Мы вынырнули. Признаков жизни Ван Хайден не подавал. Я перевернул его на спину и поплыл к лодке. Одной рукой я греб, а другой тащил за собою товарища по несчастью. Лодку уже отнесло метров на двадцать, но в темноте я хорошо видел ее, выкрашенный белой краской, борт. Я плыл из последних сил, ибо понимал, что лодка – последний шанс остаться в живых, и это придавало мне силы. Наконец я достиг цели. Ухватившись одной рукой за борт шлюпки, я перевел дух и немного отдышался. Собравшись с силами, я втолкнул в лодку Ван Хайдена, а затем влез в нее сам. Быстро вставив весла в уключины, я приготовился грести куда-нибудь, куда глаза глядят, лишь бы подальше от этого проклятого места.
В последний раз я взглянул на ставший мне родным бриг «Санта-Круз». Он стоял израненный, беспомощный, покорно снося оплеухи и тумаки от рассвирепевшей стихии. Корабль тихо умирал. Он почти до самой палубы погрузился в воду и терпеливо, как баран на бойне, ждал своего конца.
И вдруг меня пронзила какая-то непонятная жалость к этому кораблю, на котором я провел не самые лучшие годы своей жизни. Я всегда считал его своею тюрьмой.

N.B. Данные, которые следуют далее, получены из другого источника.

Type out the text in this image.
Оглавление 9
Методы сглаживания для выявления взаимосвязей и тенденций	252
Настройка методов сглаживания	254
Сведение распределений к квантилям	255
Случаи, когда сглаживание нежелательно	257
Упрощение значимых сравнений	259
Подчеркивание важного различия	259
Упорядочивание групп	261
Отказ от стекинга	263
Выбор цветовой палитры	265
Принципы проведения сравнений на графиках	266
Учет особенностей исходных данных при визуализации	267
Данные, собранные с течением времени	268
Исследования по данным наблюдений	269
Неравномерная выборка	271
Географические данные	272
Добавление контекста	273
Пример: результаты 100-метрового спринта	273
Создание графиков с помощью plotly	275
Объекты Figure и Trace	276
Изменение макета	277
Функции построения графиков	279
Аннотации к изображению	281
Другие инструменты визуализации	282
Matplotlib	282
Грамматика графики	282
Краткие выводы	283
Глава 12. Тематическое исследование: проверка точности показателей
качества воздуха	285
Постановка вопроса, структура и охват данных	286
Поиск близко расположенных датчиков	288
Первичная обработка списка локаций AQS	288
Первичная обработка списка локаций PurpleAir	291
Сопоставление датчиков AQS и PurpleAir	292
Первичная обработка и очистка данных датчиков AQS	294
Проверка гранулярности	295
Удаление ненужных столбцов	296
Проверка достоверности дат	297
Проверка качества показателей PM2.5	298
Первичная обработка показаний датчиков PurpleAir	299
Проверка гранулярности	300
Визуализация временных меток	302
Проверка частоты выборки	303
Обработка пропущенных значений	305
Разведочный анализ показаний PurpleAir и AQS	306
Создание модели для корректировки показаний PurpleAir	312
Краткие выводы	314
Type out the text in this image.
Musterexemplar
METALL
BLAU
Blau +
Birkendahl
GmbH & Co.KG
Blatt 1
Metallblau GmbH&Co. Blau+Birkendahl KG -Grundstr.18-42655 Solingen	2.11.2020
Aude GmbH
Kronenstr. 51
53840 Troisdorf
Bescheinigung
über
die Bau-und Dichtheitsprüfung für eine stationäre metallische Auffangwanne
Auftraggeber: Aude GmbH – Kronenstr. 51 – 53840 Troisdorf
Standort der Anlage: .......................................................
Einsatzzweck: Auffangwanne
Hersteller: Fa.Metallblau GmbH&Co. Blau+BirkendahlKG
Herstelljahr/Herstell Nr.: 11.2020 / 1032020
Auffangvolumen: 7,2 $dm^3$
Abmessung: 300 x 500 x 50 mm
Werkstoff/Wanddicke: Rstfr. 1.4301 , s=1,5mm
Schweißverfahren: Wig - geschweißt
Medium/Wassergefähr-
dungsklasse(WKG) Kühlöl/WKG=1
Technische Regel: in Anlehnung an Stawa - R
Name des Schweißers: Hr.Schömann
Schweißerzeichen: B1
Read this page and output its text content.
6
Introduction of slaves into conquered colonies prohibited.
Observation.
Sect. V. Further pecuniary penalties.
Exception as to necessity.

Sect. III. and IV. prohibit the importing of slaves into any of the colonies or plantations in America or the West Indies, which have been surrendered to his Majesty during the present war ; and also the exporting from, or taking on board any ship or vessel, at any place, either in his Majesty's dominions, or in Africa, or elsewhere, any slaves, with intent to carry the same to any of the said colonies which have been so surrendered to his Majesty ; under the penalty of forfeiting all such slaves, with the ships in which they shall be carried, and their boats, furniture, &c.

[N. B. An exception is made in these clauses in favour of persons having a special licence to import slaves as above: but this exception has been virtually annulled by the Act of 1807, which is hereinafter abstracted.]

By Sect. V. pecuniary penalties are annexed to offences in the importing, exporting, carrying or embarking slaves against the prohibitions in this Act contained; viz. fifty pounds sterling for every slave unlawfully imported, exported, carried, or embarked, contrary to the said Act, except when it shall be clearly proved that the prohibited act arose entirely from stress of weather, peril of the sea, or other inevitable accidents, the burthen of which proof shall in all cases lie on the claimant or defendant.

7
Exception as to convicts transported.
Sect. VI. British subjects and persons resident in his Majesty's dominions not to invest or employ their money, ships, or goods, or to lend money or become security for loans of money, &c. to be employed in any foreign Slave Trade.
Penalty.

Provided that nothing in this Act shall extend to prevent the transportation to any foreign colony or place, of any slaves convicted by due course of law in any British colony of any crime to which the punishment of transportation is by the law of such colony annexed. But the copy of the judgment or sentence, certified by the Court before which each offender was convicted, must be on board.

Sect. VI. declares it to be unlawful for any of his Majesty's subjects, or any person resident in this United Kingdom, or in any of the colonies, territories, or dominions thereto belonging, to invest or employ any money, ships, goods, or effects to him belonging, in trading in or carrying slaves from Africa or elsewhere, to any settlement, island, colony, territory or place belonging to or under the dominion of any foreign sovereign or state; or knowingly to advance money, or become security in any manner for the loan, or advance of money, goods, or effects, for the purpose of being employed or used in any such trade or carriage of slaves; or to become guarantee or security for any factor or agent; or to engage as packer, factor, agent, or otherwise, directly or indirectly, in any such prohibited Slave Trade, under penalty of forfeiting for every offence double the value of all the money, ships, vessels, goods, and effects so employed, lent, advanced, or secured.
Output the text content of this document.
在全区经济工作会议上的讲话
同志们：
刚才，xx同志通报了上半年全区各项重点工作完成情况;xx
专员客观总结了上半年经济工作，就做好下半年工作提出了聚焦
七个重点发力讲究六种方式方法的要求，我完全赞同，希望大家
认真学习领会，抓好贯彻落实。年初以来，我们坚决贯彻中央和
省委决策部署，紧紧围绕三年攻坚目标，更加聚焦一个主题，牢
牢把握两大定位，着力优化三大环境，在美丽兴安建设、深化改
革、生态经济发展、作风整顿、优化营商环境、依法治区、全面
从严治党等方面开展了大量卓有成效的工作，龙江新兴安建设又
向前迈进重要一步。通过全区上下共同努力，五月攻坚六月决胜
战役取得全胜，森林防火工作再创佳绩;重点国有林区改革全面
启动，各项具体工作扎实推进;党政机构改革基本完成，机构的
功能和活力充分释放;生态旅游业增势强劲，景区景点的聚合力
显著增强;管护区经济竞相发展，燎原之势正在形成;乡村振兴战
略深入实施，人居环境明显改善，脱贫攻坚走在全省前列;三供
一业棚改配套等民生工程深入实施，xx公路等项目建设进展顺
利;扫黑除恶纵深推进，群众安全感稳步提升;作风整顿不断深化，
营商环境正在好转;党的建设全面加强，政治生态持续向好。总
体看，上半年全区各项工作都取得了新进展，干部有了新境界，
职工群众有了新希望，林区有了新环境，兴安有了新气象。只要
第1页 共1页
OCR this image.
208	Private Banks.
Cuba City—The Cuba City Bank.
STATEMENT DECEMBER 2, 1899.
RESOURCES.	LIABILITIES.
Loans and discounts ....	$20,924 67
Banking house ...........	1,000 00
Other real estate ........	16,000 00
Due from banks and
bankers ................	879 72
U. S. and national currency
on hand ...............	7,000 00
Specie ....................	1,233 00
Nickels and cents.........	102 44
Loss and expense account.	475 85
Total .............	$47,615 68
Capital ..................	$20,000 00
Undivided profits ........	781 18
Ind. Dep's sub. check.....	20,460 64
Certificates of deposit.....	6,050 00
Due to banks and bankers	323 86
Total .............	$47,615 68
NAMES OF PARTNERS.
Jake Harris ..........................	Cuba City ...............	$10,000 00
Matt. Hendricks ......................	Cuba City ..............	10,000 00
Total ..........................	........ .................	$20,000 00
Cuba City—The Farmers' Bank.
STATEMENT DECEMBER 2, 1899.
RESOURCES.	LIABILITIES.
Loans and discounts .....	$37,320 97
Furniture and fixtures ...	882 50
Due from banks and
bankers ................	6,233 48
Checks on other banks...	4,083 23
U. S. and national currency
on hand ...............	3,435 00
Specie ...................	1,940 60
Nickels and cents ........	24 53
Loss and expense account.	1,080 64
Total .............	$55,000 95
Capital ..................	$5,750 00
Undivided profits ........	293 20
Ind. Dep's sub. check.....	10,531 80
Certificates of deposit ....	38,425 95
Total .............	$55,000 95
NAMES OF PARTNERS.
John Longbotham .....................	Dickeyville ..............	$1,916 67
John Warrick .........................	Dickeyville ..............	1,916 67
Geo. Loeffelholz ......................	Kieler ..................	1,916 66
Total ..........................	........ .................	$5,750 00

И вот сейчас, когда «Санта-Круз» погибает, мне до слез его жалко, ведь это была часть моей жизни и сейчас она вместе с бригом уходит на дно.
Корабль сдвинулся на несколько метров, освобождаясь от державших его рифов, и медленно пошел вниз. Скрылась под водой палуба, пушки, палубные надстройки. Над поверхностью оставалась единственная уцелевшая мачта, медленно исчезавшая в черной клокочущей пучине. На верхушке ее бился и метался, словно в предсмертной агонии, черный флаг с белым черепом и скрещенными костями. Но и он вскоре исчез в темной беснующейся бездне. Я стоял в раскачивающейся лодке и смотрел, как умирает корабль. К горлу подкатывался комок. Прощай, «Санта-Круз»!